Big picture, analysts and industry insiders believe the overall Chinese O2O market represents somewhere between a $400 billion and $1.6 trillion annual revenue opportunity. That's a laughably broad range, but hopefully the sheer immensity of this market's scale isn't lost here either. Even if Baidu captures a relatively minute fraction of this space, the financial windfall could prove significant for a company that produced $2.9 billion in total revenue in its most recent quarter.

Search still dominates
Importantly, though Transaction Services revenue could eventually eclipse that of search. Baidu's eponymous search engine remains the economic engine powering the majority of the firm's financial performance today. Thankfully, it too enjoys ample room for expansion.

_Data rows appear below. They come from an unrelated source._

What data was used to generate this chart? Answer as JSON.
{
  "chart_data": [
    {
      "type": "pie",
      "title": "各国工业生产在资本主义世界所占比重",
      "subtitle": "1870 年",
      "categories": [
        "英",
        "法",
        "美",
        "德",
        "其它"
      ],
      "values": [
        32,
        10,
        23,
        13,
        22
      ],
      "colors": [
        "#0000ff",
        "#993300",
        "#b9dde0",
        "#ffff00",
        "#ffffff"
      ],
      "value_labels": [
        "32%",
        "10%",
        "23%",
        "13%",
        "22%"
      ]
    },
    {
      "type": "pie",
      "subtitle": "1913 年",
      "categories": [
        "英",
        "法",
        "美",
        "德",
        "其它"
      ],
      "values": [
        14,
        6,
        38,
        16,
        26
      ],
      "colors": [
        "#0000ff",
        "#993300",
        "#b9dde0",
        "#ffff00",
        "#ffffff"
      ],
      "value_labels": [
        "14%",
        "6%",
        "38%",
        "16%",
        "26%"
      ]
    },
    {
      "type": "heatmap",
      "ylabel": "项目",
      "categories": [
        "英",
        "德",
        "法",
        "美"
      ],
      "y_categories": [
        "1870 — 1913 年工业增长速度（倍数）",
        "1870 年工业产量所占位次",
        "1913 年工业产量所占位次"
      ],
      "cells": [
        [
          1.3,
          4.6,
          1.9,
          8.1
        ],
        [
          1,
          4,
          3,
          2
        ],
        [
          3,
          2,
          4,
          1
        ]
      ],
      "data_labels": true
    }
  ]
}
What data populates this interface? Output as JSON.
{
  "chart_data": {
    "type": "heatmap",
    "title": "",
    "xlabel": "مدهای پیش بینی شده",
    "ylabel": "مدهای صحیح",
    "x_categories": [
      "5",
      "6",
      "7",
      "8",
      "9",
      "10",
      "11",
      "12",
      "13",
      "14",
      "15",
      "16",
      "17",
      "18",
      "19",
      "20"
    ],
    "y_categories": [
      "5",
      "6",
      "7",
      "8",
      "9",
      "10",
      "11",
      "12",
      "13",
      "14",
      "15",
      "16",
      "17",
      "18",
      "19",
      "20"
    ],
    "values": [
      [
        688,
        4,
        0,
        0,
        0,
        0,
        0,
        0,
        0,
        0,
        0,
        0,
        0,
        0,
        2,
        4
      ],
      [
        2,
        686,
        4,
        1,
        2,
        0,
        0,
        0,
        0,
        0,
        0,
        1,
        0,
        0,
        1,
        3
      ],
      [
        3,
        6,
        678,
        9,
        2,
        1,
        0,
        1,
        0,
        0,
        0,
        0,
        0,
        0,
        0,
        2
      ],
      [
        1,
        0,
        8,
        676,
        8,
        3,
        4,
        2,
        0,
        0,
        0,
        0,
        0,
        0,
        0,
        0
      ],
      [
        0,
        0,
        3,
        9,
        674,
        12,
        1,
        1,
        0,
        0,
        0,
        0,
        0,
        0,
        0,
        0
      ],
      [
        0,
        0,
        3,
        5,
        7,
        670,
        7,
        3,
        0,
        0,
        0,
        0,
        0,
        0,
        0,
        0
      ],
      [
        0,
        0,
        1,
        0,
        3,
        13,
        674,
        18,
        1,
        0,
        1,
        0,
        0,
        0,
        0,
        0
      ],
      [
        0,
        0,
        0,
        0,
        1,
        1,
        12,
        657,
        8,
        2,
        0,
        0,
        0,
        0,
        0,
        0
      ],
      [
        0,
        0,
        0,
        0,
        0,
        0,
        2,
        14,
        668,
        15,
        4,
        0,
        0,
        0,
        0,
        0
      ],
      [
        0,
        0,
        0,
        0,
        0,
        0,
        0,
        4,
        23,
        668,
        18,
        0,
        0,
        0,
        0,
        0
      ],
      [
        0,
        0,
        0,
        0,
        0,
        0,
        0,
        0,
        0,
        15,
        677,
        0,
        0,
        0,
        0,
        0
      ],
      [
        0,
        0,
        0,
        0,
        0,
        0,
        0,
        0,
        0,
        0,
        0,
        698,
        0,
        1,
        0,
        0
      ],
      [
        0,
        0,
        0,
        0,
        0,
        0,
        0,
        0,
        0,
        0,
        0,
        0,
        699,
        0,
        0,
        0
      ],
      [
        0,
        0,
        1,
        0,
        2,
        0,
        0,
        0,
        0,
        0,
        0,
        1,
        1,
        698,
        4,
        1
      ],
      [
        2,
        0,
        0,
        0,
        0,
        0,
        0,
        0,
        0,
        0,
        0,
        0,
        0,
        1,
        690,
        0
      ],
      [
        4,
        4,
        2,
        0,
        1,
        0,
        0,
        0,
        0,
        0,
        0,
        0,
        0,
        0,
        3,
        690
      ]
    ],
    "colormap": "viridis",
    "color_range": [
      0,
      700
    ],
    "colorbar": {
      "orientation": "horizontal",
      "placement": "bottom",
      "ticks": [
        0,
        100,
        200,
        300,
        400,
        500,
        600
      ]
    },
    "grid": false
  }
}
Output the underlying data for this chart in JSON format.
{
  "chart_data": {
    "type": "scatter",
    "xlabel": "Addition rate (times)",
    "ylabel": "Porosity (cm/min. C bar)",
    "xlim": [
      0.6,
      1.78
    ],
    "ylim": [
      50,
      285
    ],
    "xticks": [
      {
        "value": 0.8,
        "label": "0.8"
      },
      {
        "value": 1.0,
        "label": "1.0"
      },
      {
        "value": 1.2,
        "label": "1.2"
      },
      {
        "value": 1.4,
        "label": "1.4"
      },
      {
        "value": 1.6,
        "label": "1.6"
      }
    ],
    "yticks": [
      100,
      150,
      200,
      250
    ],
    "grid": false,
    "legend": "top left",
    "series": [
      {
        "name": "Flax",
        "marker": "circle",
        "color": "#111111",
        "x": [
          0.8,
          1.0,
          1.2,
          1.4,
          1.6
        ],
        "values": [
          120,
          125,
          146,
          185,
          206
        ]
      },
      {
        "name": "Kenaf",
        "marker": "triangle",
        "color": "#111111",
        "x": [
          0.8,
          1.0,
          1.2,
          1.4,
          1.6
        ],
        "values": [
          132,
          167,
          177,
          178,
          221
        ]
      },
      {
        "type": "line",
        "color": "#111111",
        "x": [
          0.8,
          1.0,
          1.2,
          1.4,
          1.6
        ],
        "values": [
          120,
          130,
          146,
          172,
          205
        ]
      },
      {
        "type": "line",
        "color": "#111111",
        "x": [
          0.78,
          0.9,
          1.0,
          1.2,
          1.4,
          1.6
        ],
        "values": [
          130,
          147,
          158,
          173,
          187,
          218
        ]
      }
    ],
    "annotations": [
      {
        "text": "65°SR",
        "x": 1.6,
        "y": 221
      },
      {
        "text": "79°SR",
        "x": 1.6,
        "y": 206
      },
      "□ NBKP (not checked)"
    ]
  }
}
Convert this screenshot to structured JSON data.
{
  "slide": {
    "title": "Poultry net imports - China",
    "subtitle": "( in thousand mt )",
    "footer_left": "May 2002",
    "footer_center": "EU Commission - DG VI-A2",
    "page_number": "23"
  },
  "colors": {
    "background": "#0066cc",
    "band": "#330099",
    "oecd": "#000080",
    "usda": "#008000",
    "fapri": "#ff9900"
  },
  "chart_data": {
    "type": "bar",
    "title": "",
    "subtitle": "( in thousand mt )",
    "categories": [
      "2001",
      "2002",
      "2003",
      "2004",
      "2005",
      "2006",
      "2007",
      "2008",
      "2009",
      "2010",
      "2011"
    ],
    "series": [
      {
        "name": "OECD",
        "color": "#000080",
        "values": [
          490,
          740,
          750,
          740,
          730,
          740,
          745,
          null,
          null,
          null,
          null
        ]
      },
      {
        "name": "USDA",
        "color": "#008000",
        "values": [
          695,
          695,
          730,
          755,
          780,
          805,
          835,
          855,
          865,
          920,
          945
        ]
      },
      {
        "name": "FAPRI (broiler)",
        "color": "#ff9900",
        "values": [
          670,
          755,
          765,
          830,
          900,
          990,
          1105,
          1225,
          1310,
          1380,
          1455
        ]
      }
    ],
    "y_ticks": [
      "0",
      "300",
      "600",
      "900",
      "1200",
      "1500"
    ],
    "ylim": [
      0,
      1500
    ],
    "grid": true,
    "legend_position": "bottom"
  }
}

Baidu's core customer base consists of small and medium sized businesses (SMEs) in China. In its most recent quarterly report, Baidu recorded 623,000 online marketing customers, a 21% increase over the same period last year. However, according to 2012 statistics from its Ministry of Commerce, roughly 4.3 million SMEs operate in China, giving Baidu only 14% saturation among its core customer base. This also doesn't reflect Baidu potentially adding large Chinese enterprises or international businesses of all sizes to its list of customers.

Precisely gauging exactly how many online marketing customers Baidu can eventually capture remains guesswork at best. However, as search advertising enjoys several structural advantages over other forms of marketing (intent, measurability, etc.), it follows that Baidu's search business remains in its relative infancy as well.

Trading at 39 times its last-12-months earnings, Baidu's pricing certainly implies a healthy amount of growth for investors buying today. However, if the company continues to grow into the massive markets highlighted above, those willing to patiently invest alongside this decade-plus expansion should stand as good a chance as any of outperforming most other technology stocks over the years to come.